Consequences of TRCs on genome stability as studied by reporter systems. (A) In bacterial cells, the use of reporter genes such as LacZ, thyP3 or luxABCDE, in the CD or HO orientation can be used to induce TRCs and study their mutational outcome. Even though HO-oriented conflicts are more deleterious, both orientations induce R-loops and mutation of gene promoter and coding sequences. Additionally, insertions and deletions (indels) are more abundant at CD-TRCs, preferentially at the promoter region. (B) In the model organism S. cerevisiae, LEU2 reporter constructs were engineered in the CD or HO orientation to study the recombinogenic outcome of TRCs. In addition, the integration of an inducible LEU2 or LYS2 gene in the CD or HO orientation to a known replication origin allows studying the genetic outcome of TRCs in the chromosomal context. HO-oriented TRCs showed a stronger R-loop-dependent induction of recombination as well as a higher frequency of indels, frameshift mutations and DNA damage. (C) In mammalian cells, the cloning of either the mAIRN gene (R-loop prone) or of the ECFP gene (without R-loop formation) in a vector either in the CD or HO orientation relative to a viral unidirectional replication origin (oriP) allows discriminating between R-loop-prone and non-R-loop HO- or CD-TRCs.

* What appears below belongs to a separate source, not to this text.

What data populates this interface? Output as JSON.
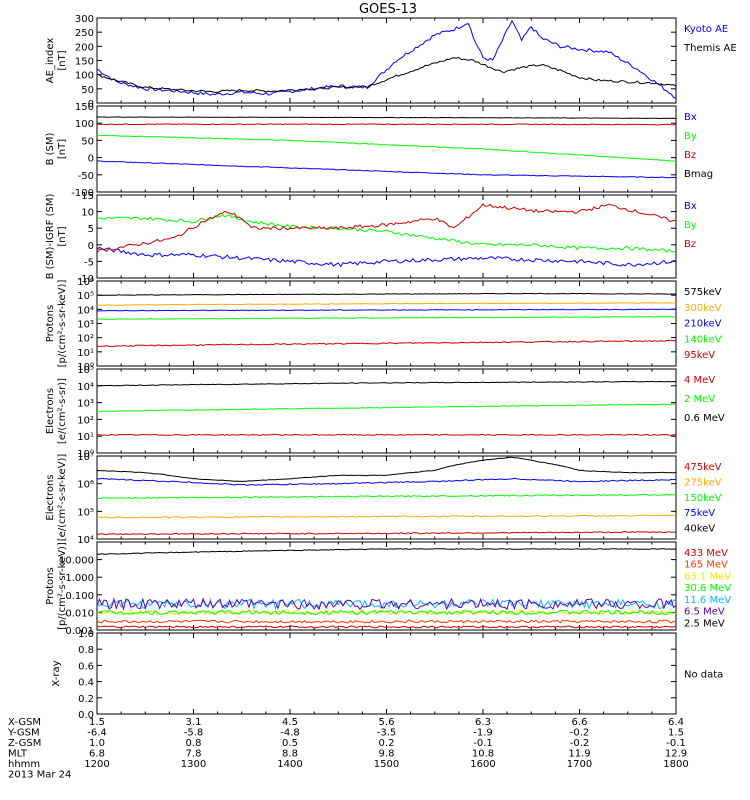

HO-oriented TRCs show persistent R-loop formation and activation of the ATR kinase, while CD-oriented TRCs show low levels of R-loop formation and signaling via the ATM kinase.

Figure 3

(A) In bacterial chromosomes, replication forks are frequently impeded by HO transcription and highly expressed CD transcription units such as the ribosomal RNA gene cluster (rrn). HO encounters typically lead to more severe consequences such as cell death and DNA damage repair response, but also CD encounters require replication restart factors to complete genome duplication. (B) Left panel: Arising TRCs at ERFS could lead to prolonged stalling of transcription and replication, favoring R-loop formation and DNA damage that can cause chromosome breakage and ERFS instability. Right panel: Transcribing RNA polymerases shift the position of replication origins on cellular DNA. This misplacement leads to origin paucity and long-distance traveling replication forks in the late S-phase that cause under-replicated DNA regions responsible for CFS fragility. (C) Global perturbations of replication and transcription dynamics can lead to imbalance of the two processes and globally higher transcription–replication interference.

Figure 4

Pathways used to resolve a transcription–replication conflict. (A) When faced with a transcriptional block, the replisome (in blue) can skip the RNAP (in orange) and reprime downstream using the PRIM1 primase when the block is on the lagging strand, or the PRIMPOL1 polymerase when the block is on the leading strand. (B) In case of a CD conflict, the replisome can also displace the RNAP and use the hybridized RNA as a primer to reinitiate replication. (C) Numerous pathways exist to simply remove and, in some cases, degrade the RNAP and the potential associated R-loops from the chromatin to allow continuous DNA synthesis. (D) In case of persistent RNAP complexes, the replication fork can undergo fork reversal to stabilize the fork and give time to resolve the conflict by the above-mentioned mechanisms. (E) The reversed fork can also undergo a cycle of fork cleavage and re-ligation. This mechanism uses RECQ5 to inhibit fork reversal and the endonuclease MUS81 to cleave the fork. This relieves torsional stress, and the fork can then be re-ligated by RAD52 and LIG4 that in turn allows the resumption of transcription and the removal of the replisome block.